On fields which do not get Vapam, he uses Provost at the high rate of 10.8 ounces per acre. The Virginia grower says the high rate versus the low rate of Provost cost him $2.60 per acre per spray more than the low rate. However, he says, the extra 200-400 pound of peanuts per acre more than pays for the higher rate of Provost. While some growers would look at some of these newer chemicals as expensive, Pittman says he sees it more as an investment.
If we didn’t have cows and peanuts, we would’t need anything but a planter and a spray rig, because everything else is no-till.
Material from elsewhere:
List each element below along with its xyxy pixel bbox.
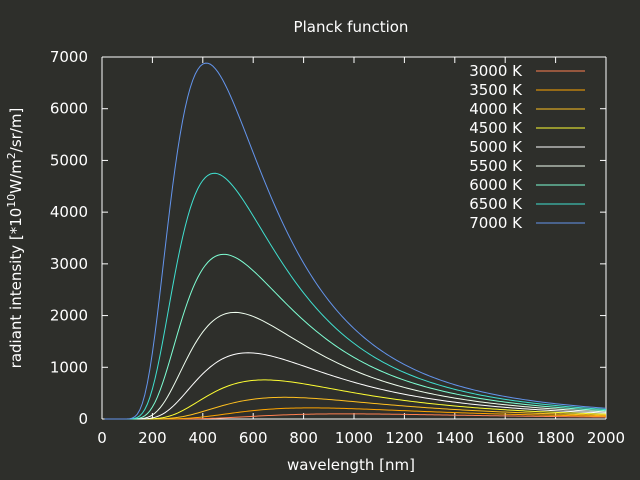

We have to break the land some where our cows walk around, but other than that, we have gone to all no-till on everything but peanuts, Pittman notes.
They plant soybeans behind oats, which allows them to plant beans the last week in May. If they waited to plant behind wheat, it would be another 3-4 weeks before they could plant beans. This allows them to be in a constant cycle of planting — going from planting behind oats into planting behind wheat.
In their farming operation everything has to have a proven result. To add to the science of their operation, the Pittman brothers do a number of cooperative research projects with Virginia Tech researchers at the nearby Tidewater Agricultural Research and Education Center in Holland, Va.
Virginia IPM Director, and long-time Entomologist at the research station, Ames Herbert says the Pittman brothers are among his most meticulous on-farm cooperators. “They are precise in everything they do and it shows up in their overall farm productivity,” Herbert adds.
All their spraying and fertilizer applications are done using the low end of a high tech GPS system that Steven says has virtually eliminated spray overlaps and generally made farming more efficient and less stressful. “Just in the short time we have had the GPS system, it has saved us more money on fertilizer alone than the cost of the system,” Pittman says.
He adds that some small acreage farmers may not see the economics of purchasing GPS equipment, but contends it is cost-effective no matter how many acres are farmed — the more acres the more cost-effective.
“Before we had the GPS system the best I could do using foam markers was to mix a tank for 24 acres and actually spray 21 to 22 acres. That was all I could get because of the overlap. With the GPS system, using the same amount of chemical and water, I can get 23.6 to 24.2, so I’m gaining about two acres worth of chemical by being online every time,” he says.
They bought the Farm Works system five years ago. As part of their farm plan, they try to upgrade the system each year by building on the original system. “When we first got our GPS, the first thing we did was spread fertilizer. My brother said, I’m going to step this off behind you.
“He stopped me and said, we’ve got to do something, this thing is two feet off here and three feet off over there. So, we went back and measured the row widths and every one was between 39.8 and 40.2 inches every row on a 40-foot row. All those years of stepping off our rows were wrong, which made the GPS system look wrong to us,” Pittman laughs.
The next step he says is to upgrade to a repeatable system that will allow him to plant and dig his peanuts to within an inch or so year after year. After that, who knows, he says.
“Staying small means staying timely. The land has to be productive year-round and has to produce at a high level to make the farm profitable enough to support two families, he adds.